Likewise, Jennifer Alvarez of Scranton joined the group to make a difference for children. She said doing this type of work comes naturally because she has previously held events like toy drives and Easter basket giveaways. Alvarez owns and operates Jen’s Plant Heaven out of her Lackawanna County home. She said she discovered her green thumb during the pandemic and put her creativity to work by creating arrangements for her clients.
“The joy of seeing the satisfaction on my customers’ faces when they pick up the creation I made for them (inspires me) because there’s more interaction with them - not like when you go to the big box store and you just grab a plant and go,” Alvarez said.
As Latino women who run businesses, all the women agree that there were benefits and challenges.

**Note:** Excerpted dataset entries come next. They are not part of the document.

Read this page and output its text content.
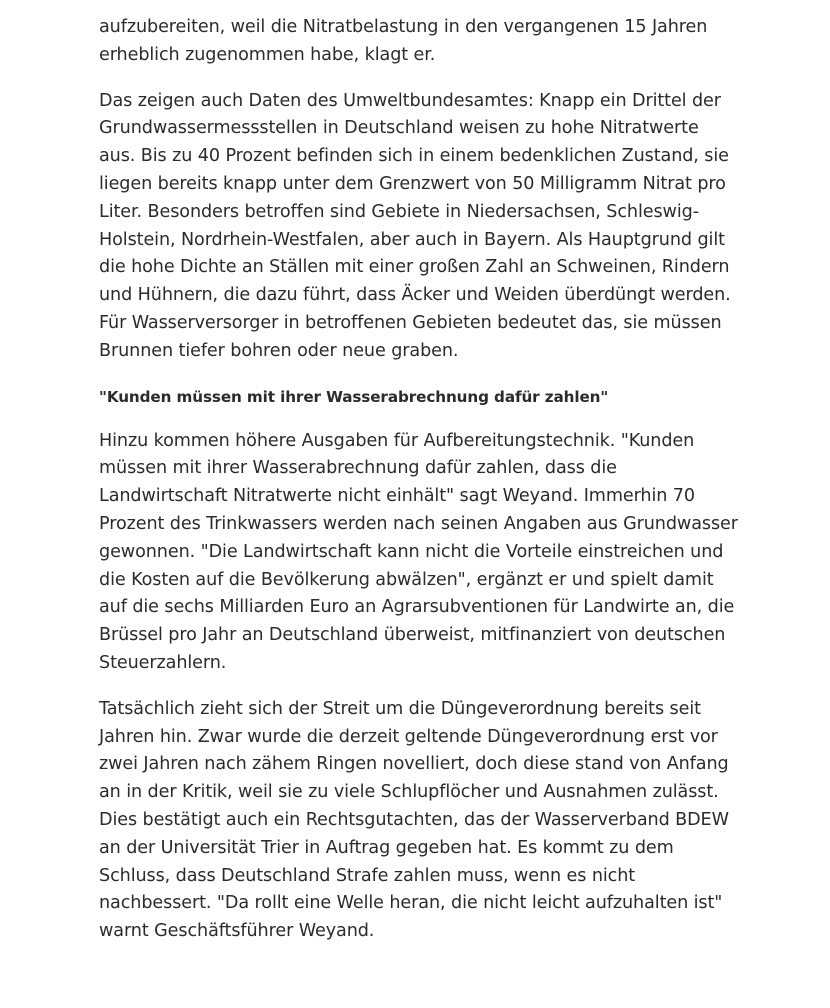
aufzubereiten, weil die Nitratbelastung in den vergangenen 15 Jahren erheblich zugenommen habe, klagt er.

Das zeigen auch Daten des Umweltbundesamtes: Knapp ein Drittel der Grundwassermessstellen in Deutschland weisen zu hohe Nitratwerte aus. Bis zu 40 Prozent befinden sich in einem bedenklichen Zustand, sie liegen bereits knapp unter dem Grenzwert von 50 Milligramm Nitrat pro Liter. Besonders betroffen sind Gebiete in Niedersachsen, Schleswig-Holstein, Nordrhein-Westfalen, aber auch in Bayern. Als Hauptgrund gilt die hohe Dichte an Ställen mit einer großen Zahl an Schweinen, Rindern und Hühnern, die dazu führt, dass Äcker und Weiden überdüngt werden. Für Wasserversorger in betroffenen Gebieten bedeutet das, sie müssen Brunnen tiefer bohren oder neue graben.

"Kunden müssen mit ihrer Wasserabrechnung dafür zahlen"

Hinzu kommen höhere Ausgaben für Aufbereitungstechnik. "Kunden müssen mit ihrer Wasserabrechnung dafür zahlen, dass die Landwirtschaft Nitratwerte nicht einhält" sagt Weyand. Immerhin 70 Prozent des Trinkwassers werden nach seinen Angaben aus Grundwasser gewonnen. "Die Landwirtschaft kann nicht die Vorteile einstreichen und die Kosten auf die Bevölkerung abwälzen", ergänzt er und spielt damit auf die sechs Milliarden Euro an Agrarsubventionen für Landwirte an, die Brüssel pro Jahr an Deutschland überweist, mitfinanziert von deutschen Steuerzahlern.

Tatsächlich zieht sich der Streit um die Düngeverordnung bereits seit Jahren hin. Zwar wurde die derzeit geltende Düngeverordnung erst vor zwei Jahren nach zähem Ringen novelliert, doch diese stand von Anfang an in der Kritik, weil sie zu viele Schlupflöcher und Ausnahmen zulässt. Dies bestätigt auch ein Rechtsgutachten, das der Wasserverband BDEW an der Universität Trier in Auftrag gegeben hat. Es kommt zu dem Schluss, dass Deutschland Strafe zahlen muss, wenn es nicht nachbessert. "Da rollt eine Welle heran, die nicht leicht aufzuhalten ist" warnt Geschäftsführer Weyand.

Gray believes being a Latino woman is a benefit because she shows other women who are minorities that success is possible, especially single mothers.
“I’m showing women and single mothers we can do this line of work and be a business owner and also give second chances to other (women),” Gray said.
Guzman noted that some of the challenges the Latino business community faces come from conventional wisdom and beliefs within Latino cultures. "Our culture teaches us not to ask for help. Be independent. Don’t beg. Don’t ask for help. But there are so many resources so people should know about that.”
Chiming in, Gabriel Williams, owner of Papi’s Kitchen said, “It’s the same thing as being a kid. It’s a fear of being rejected.”
The women also said that it could be difficult to ask for help within their adopted hometowns because of fear and assumptions by long-time residents.
“As a woman looking for sponsors for community events, that becomes more difficult. We’re not as established,” Guzman said.
Rodriguez agreed and added that while there are many festivals for groups hailing from parts of Europe, she hasn’t seen the same for the Latino-American residents in the area.
“The Latino community is underserved. Statistically, Scranton has the highest population (in Lackawanna County),” Rodriguez said.
Both Rodriguez and Guzman think owning a business as a woman gives you a different drive and determination. Guzman wants other women to know their power and worth.
“I want other women to not be afraid of our gender role. If we can do it, you can do it,” Guzman said.